Breathtakingly Excessive

By

Jim Steinman

As a student at Amherst College in Massachusetts, Steinman wrote the book, music, lyrics and starred in a spectacular play, The Dream Engine. Joseph Papp, founder of the New York Shakespeare Festival, saw the play and was so impressed he went backstage at intermission and bought the rights to The Dream Engine with plans of opening it off-Broadway at the Delacorte Theater in Central Park. Papp's plans were hindered, however, by city officials who advised him that Steinman's material was "far too raunchy, sexually explicit and violent to be performed in an open public place owned by the city." Papp then commissioned Steinman to collaborate with Michael Weller, who wrote the screenplays for Hair and Ragtime. The result was the 1974 premier of More Than You Deserve.

It was during the auditions for that musical that Steinman and Meat Loaf first met. Britain's Kerrang! magazine named this meeting as one of the Top 10 most important moments in the history of Rock and Roll. Bat Out Of Hell, which Jim wrote, arranged and co-produced, has sold over 30 million albums since its release in 1977, and has remained on the British Top 150 Album Chart ever since. Internationally Bat Out Of Hell is the biggest debut album of all-time and continues to sell upward of 45 thousand albums every week. It has been called "the soundtrack of a generation" and it continues to function as such every time a teenager discovers the album.

In the next few years, as well as writing all of the songs for Meat Loaf's Dead Ringer album, Steinman wrote the all orchestral score for the Rob Cohen directed film A Small Circle Of Friends. In 1981 Jim recorded Bad For Good, his only solo album. He wrote all the songs and co-produced this platinum album with Todd Rundgren.

After Bad For Good, Steinman wrote and produced "Total Eclipse Of The Heart" for Bonnie Tyler. The song was #1 in almost every country of the world and won a Grammy in 1984. The album Faster Than The Speed Of Night, was the first album by a female artist to enter the UK charts at #1. At the same time, Jim wrote and produced "Making Love Out Of Nothing At All" for Air Supply. It reached #2 in the Billboard Charts as "Total Eclipse Of The Heart" reached #1. Jim Steinman is the only individual to have written and produced songs that were #1 and #2 simultaneously.

The next five years held a number of projects. He wrote and produced "Left In The Dark" for Barbra Streisand. For Barry Manilow he created "Read 'em And Weep," the last top ten single Barry would have. He co-produced Billy Squire's Signs Of Life LP. For the British group Sisters Of Mercy Floodland album, he produced two of the three top 20 UK singles, one of which, "This Corrosion," went to #1. In 1986 he produced and directed Bonnie Tyler's Secret Dreams And Forbidden Fire LP, in addition to writing four of its songs. Its #1 single "Holding Out For A Hero" was featured in the movie Footloose.
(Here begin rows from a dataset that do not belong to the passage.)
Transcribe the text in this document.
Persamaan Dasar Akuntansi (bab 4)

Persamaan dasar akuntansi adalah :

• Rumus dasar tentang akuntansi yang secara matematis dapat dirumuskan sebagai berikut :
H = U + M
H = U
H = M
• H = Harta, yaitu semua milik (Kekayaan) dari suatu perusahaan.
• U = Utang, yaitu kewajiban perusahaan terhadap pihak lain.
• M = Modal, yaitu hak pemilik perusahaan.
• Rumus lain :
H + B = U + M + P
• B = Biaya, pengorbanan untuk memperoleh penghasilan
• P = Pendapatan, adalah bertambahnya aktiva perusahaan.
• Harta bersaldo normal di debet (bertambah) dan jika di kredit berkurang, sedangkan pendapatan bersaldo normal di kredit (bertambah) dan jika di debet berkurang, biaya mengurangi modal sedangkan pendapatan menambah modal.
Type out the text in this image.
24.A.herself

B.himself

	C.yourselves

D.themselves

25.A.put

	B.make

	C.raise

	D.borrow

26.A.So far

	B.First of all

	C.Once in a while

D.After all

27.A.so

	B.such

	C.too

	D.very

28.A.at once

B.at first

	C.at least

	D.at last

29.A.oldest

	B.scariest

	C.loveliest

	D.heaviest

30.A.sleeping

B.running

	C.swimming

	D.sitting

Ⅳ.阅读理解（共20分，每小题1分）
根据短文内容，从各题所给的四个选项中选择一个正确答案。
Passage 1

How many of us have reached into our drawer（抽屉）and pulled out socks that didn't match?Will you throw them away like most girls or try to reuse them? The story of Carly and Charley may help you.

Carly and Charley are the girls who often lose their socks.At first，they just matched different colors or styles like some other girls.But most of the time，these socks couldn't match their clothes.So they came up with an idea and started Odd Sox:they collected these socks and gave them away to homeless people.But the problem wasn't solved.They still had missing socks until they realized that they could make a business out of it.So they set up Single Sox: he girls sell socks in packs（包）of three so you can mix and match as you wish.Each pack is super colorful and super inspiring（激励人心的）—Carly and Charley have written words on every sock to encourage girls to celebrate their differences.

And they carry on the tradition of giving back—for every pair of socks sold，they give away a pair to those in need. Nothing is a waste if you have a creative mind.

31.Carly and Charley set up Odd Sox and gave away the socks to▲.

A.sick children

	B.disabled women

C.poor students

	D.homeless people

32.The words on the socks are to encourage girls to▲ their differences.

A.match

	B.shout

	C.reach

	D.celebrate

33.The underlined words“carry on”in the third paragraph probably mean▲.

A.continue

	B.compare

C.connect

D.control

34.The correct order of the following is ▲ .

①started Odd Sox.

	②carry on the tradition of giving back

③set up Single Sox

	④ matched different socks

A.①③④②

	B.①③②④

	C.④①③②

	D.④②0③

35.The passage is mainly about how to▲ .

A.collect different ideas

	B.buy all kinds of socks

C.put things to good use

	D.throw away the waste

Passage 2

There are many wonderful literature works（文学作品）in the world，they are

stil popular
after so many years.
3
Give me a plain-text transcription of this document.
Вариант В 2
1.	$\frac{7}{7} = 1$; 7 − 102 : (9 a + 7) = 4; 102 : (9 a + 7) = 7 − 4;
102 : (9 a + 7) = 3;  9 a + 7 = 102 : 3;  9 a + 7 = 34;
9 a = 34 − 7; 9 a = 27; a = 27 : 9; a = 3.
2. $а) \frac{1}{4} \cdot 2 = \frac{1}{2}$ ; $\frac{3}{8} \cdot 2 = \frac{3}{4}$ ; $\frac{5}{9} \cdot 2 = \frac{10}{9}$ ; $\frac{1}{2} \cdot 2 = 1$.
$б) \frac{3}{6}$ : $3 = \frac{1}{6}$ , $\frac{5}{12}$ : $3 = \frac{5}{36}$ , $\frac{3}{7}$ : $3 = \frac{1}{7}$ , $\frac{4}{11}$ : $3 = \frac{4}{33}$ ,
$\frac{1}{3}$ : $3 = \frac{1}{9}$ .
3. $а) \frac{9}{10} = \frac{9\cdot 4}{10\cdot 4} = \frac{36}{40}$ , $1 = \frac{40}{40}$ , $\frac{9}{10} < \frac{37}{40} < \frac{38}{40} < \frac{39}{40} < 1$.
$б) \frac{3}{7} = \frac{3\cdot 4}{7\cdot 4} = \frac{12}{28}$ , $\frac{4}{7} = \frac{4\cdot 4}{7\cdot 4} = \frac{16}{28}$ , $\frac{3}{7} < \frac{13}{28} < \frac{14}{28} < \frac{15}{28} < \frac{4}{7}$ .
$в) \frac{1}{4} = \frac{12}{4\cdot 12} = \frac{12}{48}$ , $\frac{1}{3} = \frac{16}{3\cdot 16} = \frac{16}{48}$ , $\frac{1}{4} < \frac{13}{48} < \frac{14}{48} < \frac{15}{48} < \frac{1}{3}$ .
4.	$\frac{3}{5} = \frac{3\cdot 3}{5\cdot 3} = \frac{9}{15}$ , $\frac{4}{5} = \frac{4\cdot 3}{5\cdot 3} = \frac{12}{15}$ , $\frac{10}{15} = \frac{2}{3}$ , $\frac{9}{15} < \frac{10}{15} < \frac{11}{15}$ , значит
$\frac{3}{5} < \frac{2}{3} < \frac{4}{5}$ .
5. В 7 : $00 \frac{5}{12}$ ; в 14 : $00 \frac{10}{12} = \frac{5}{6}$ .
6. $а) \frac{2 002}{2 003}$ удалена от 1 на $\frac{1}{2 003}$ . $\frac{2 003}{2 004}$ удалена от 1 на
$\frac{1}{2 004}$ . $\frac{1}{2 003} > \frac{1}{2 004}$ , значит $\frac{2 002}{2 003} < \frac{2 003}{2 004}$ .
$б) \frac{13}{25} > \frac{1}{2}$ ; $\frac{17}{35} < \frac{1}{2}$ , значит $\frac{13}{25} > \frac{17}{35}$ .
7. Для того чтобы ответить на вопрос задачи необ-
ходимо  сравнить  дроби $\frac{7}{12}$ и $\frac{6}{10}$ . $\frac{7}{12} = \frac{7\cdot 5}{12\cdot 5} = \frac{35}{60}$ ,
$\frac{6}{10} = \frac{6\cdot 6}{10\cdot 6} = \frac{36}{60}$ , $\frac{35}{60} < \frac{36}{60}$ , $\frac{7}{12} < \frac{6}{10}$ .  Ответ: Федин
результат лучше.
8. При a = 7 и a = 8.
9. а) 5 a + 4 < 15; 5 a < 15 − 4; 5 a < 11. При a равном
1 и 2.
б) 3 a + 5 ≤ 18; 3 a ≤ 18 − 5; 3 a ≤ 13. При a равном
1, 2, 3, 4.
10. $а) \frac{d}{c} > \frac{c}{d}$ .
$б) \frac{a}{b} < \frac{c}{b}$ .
Steinman also wrote all of the concert music for the Walter Hill film Streets Of Fire.

In 1989 Jim wrote and produced Original Sin for his all-girl recording project, Pandora's Box. Critically acclaimed, many of its songs have been subsequently recorded and released by other artists with great success. The title cut was recorded by Taylor Dayne and used as the theme to the movie The Shadow.

Bat Out Of Hell II - Back Into Hell, Steinman's reunion collaboration with Meat Loaf, was released in 1993. Dubbed the "come-back album of the decade," it was the fastest selling album since Michael Jackson's Thriller. Featuring the worldwide #1 single "I'd Do Anything For Love (But I Won't Do That), sales top 15 million copies.

The UK group Take That takes the Steinman produced "Never Forget" to #1 in 1995. For Celine Dion's Falling Into You album Steinman produces three tracks and penned her smash hit "It's All Coming Back To Me Now."

The 1996/1997 theater seasons welcome the premiere of Whistle Down The Wind. Jim provides lyrics for this Andrew Lloyd Webber musical. Steinman will also be providing the music for Roman Polanski's Dance Of The Vampires which is scheduled to premiere in Vienna in the fall of 1997.

What could possibly be the most exciting project of Steinman career is also in development. Work on Neverland, Jim's dream project, is underway with both stage and screen being discussed as forums.

Jim Steinman was one of the first to appreciate the power of images with music. He has always had the general attitude of his songs being theater pieces, mini-operas. Steinman's artistic contributions have been varied and plentiful and there is every good reason to believe his future holds much more of the same. Behold the wonderment that is Jim Steinman!